Release Me (Stark Trilogy, #1)(82)



She snatches the photocopy from his hand and it makes a snapping flutter and the professor pauses in his lecture and glances upward and catches her in the doorway. “Ms. Robinson?” he says, his voice booming through the high-ceilinged room.

She freezes on the steps, not only because she didn’t know he knew her name, but also because everyone has turned in their seats to stare at her. Jackets rasp and desks groan with shifting weight, and though she keeps her head down she can feel the pressure of their eyes. Reprobus says, “Would you mind staying after class?”

She nods and finds the nearest empty seat and waits for the lecture to continue and the students to return their attention to the front of the room before unzipping her backpack and withdrawing her notebook. For several minutes she is too upset—alternately despising her roommate, her TA, and her professor—to tune in to the buzz of the lecture or write down anything except for the black hash marks of what must be a jailed window or a game of tic-tac-toe that will never be played.

Then her face snaps up and her pen tears through the paper at the mention of a name, Balor.

She has missed the context, but the professor is talking now about the lycans—or skinwalkers, as they were known—among the nineteenth-century Native American population, and how they refused to acknowledge the U.S. occupation of the American West. The raids on settlements and presidios, the thousands killed or bitten, the use of the media to spread terror, the flamboyant acts of violence against soldiers and civilians alike, the scalps woven into blankets, a young girl half-eaten and hung from a tree by a meat hook. “In many ways,” Reprobus says, “very little has changed, the tactics of Geronimo repeated in the tactics of sixties revolutionaries like Howard Forrester and modern-day freedom fighters like Balor.”

Her father. Howard Forrester. Her pen falls to the floor with a clatter and her professor’s eyes flit toward the noise and settle on her for a long moment. She has her hand over her mouth and tries to feign a yawn. She feels like a fool. His involvement in the Resistance is no surprise—it’s just so surreal hearing about him in the context of a college classroom. She needs to be more careful. Her only excuse is her lack of sleep. The professor is still watching her, his mouth open. He seems on the verge of saying something to her but doesn’t.

A hand goes up near the front of the room and distracts him. “Yes?” he says. “What is it?”

A boy in an Oxford shirt with a carefully parted head of yellow hair straightens in his seat. He says he’s interested in the professor’s choice of words. “You called Balor a freedom fighter.”

Reprobus tugs at his beard. “I should have said so-called freedom fighter.”

“I know you were involved with the Resistance in the—”

Reprobus dismisses him with a wave of his hand and talks over him. “My history, outside of my academic credentials, has no place in this classroom.” He continues his lecture as if it were never interrupted. The boy with the parted hair raises his hand again, but after he goes unacknowledged for a minute, he drops it and slumps into his seat.

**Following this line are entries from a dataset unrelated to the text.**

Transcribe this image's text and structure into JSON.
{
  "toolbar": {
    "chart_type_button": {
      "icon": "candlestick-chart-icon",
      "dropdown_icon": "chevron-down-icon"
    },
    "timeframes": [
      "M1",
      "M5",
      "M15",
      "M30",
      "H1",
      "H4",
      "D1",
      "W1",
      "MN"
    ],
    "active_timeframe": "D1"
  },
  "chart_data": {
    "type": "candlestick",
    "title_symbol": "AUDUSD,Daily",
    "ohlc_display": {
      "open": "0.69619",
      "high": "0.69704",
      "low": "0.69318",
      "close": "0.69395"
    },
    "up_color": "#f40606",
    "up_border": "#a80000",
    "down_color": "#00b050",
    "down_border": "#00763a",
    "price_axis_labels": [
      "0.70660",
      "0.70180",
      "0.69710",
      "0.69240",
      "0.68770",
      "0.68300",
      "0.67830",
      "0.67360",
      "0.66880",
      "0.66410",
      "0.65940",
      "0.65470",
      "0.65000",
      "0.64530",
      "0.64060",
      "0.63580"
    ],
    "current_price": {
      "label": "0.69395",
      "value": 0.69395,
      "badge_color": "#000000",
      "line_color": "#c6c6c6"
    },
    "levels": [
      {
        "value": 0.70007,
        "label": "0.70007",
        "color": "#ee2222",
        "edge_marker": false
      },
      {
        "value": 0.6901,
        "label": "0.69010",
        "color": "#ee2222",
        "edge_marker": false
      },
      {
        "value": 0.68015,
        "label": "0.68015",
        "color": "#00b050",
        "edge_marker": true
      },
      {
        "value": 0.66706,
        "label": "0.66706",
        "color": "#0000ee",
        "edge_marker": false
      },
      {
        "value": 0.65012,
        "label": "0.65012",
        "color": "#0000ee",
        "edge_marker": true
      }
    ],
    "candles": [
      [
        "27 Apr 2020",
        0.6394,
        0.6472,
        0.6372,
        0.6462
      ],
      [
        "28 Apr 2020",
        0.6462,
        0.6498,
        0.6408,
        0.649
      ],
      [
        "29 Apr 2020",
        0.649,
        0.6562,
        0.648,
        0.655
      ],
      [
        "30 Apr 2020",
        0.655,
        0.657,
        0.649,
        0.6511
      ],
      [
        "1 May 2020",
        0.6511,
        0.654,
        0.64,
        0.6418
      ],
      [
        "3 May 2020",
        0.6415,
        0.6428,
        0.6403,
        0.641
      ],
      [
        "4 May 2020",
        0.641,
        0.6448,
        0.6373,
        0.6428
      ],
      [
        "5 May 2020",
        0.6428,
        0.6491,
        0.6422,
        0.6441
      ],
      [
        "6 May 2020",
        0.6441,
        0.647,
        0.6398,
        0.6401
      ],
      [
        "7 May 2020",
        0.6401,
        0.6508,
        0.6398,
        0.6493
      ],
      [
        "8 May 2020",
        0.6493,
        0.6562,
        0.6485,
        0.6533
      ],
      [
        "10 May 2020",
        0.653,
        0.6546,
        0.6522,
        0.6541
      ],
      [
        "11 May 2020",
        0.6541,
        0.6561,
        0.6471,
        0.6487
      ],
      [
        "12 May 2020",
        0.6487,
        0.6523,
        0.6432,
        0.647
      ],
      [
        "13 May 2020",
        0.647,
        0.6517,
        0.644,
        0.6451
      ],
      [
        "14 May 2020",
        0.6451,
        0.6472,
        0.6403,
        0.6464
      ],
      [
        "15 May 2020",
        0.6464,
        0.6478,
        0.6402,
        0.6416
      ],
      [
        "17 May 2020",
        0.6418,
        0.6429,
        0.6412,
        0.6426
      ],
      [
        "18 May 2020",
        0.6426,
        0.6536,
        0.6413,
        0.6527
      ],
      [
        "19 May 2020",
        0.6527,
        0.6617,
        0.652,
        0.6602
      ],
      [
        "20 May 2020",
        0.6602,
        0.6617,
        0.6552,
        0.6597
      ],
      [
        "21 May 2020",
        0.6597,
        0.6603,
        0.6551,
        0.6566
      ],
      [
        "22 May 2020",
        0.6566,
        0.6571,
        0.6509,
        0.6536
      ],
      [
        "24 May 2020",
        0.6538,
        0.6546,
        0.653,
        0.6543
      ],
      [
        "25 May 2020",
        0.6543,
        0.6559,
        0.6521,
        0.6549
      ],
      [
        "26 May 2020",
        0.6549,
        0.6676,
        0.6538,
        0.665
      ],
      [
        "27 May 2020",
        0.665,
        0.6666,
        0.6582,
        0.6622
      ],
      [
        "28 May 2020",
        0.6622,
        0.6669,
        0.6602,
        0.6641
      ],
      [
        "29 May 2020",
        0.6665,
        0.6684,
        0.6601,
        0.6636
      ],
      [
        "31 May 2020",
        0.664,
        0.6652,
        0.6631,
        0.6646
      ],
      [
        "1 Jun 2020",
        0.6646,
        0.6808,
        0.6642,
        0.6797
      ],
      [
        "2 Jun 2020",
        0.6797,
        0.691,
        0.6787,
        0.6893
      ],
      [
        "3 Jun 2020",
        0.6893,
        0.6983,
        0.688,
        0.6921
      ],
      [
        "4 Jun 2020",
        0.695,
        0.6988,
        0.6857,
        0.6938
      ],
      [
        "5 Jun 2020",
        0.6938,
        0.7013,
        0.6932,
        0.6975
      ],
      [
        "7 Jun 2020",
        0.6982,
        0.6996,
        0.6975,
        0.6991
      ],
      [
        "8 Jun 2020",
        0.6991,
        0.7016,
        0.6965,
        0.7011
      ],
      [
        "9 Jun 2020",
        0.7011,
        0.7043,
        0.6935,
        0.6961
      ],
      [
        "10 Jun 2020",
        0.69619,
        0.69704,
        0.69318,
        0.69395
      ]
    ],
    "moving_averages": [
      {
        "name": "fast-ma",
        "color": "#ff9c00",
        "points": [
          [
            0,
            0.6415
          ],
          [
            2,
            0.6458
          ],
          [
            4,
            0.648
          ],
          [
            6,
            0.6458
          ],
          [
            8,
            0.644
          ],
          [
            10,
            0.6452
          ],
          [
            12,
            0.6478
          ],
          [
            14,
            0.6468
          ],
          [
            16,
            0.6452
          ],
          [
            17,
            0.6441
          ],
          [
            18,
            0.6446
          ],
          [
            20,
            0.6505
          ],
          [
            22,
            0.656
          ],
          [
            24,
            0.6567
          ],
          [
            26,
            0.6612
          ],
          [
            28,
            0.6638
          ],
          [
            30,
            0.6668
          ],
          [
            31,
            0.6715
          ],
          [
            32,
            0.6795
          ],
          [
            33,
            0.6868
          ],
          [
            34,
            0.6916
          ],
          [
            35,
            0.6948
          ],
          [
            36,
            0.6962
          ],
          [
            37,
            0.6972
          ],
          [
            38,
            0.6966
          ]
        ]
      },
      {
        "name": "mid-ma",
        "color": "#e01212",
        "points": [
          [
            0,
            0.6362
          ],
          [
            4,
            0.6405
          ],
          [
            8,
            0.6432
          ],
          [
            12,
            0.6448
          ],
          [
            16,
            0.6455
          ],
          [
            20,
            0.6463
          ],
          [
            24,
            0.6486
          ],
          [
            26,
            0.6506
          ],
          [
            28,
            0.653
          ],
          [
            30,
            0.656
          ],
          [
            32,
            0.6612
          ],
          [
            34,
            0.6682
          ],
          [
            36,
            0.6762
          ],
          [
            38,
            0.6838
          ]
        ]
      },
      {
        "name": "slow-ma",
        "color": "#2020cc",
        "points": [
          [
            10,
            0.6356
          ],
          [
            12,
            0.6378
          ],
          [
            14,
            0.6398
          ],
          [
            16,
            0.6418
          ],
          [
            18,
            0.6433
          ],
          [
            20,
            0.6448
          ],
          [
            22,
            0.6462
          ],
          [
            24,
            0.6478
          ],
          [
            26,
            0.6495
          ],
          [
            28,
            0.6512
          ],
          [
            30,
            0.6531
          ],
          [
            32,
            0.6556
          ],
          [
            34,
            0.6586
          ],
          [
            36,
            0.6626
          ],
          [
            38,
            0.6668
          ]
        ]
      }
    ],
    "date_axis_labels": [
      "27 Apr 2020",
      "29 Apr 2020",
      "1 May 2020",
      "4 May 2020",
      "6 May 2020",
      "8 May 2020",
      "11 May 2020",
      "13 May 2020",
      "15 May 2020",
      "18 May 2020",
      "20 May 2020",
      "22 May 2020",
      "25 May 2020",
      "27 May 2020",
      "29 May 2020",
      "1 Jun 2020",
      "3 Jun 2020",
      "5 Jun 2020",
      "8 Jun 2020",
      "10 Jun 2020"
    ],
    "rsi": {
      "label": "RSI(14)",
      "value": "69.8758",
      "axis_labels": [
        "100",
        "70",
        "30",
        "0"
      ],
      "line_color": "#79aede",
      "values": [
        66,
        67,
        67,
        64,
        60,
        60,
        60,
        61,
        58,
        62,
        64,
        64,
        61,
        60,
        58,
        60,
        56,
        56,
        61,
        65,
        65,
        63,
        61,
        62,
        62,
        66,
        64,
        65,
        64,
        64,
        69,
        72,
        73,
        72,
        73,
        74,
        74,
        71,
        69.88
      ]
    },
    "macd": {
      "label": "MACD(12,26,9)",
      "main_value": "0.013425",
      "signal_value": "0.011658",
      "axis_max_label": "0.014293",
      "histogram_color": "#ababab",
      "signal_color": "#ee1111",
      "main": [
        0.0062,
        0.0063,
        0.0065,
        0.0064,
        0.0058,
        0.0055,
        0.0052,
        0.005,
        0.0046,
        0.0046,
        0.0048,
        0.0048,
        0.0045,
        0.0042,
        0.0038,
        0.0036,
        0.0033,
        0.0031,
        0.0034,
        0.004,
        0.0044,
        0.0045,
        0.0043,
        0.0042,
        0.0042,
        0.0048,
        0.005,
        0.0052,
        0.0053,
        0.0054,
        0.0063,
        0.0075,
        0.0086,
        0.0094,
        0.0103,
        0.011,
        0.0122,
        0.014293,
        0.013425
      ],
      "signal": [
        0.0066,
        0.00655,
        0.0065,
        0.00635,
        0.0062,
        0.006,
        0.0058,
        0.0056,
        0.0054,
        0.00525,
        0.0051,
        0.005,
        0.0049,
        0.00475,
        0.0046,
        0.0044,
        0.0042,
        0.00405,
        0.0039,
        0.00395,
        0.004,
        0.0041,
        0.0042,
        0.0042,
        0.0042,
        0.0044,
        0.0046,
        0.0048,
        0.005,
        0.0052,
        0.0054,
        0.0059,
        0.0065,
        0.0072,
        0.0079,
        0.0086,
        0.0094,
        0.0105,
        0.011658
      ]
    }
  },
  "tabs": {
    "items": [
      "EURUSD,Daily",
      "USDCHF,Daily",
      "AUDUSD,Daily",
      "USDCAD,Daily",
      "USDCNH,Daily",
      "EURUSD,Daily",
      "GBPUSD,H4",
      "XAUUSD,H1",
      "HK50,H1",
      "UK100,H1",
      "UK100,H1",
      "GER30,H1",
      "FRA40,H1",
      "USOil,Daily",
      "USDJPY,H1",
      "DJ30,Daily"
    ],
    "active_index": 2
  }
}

Claire feels headachy and distracted and can’t keep her eyes off the clock hanging above the emergency exit to the right of the stage. The long hand winds its way to the top of the hour and the professor excuses the class and the students rise in a rush and the room is noisy with zipped backpacks and cell phones chiming with texts. Claire waits for the students to swarm up the stairs and then makes her way down them, to where Reprobus squares a pile of paper before fitting it into his leather satchel. She has never been this close to him and is surprised to discover they are the same height. “Oh yes, Ms. Robinson. Did I embarrass you? Calling on you like that?”

She shrugs and tries to keep her expression impassive.

“You seemed surprised,” he says, and she isn’t sure what he refers to, the moment when he pointed out her tardiness or the moment he spoke her father’s name.

He smiles at her and his beard and teeth are yellow from coffee or the pipe tobacco that she can smell puffing off him. His jacket hangs on the back of a chair. It is horribly outdated, suede with leather fringe hanging from the arms. He pulls it on with some difficulty and throws his satchel over his shoulder and says, “You’ll be on time from now on, I trust?” and when she nods, he says, “Good, good. Because there are things about your history you don’t want to miss.”



*



Jeremy Saber does not know how much time has passed since his arrest. He has no clock, no calendar, and his fourteen-by-fourteen cell has no window, so he cannot keep track of the hours, the days, the weeks and months, all of it a maddening blur punctuated by the occasional cold shower and meal of tacky oatmeal or chicken and rice drowned in gray gravy. He knows, because of his mental fog and his inability to transform, a strong dosage of Volpexx must be ground and mixed into the food. He has tried not to eat, tried to hold out, but eventually his hunger possesses him. The lights remain on day and night and music pipes in at top volume so that he cannot sleep or think. His room is featureless except for a steel slab of a bed anchored to the wall and a stainless-steel toilet that sits in the corner. There is no sink and the lid of the toilet cannot be removed without a screwdriver, and he has on more than one occasion cupped his hand into the bowl and drank greedily when it seems as if days have passed without any food or water and the pit in his belly had to be filled.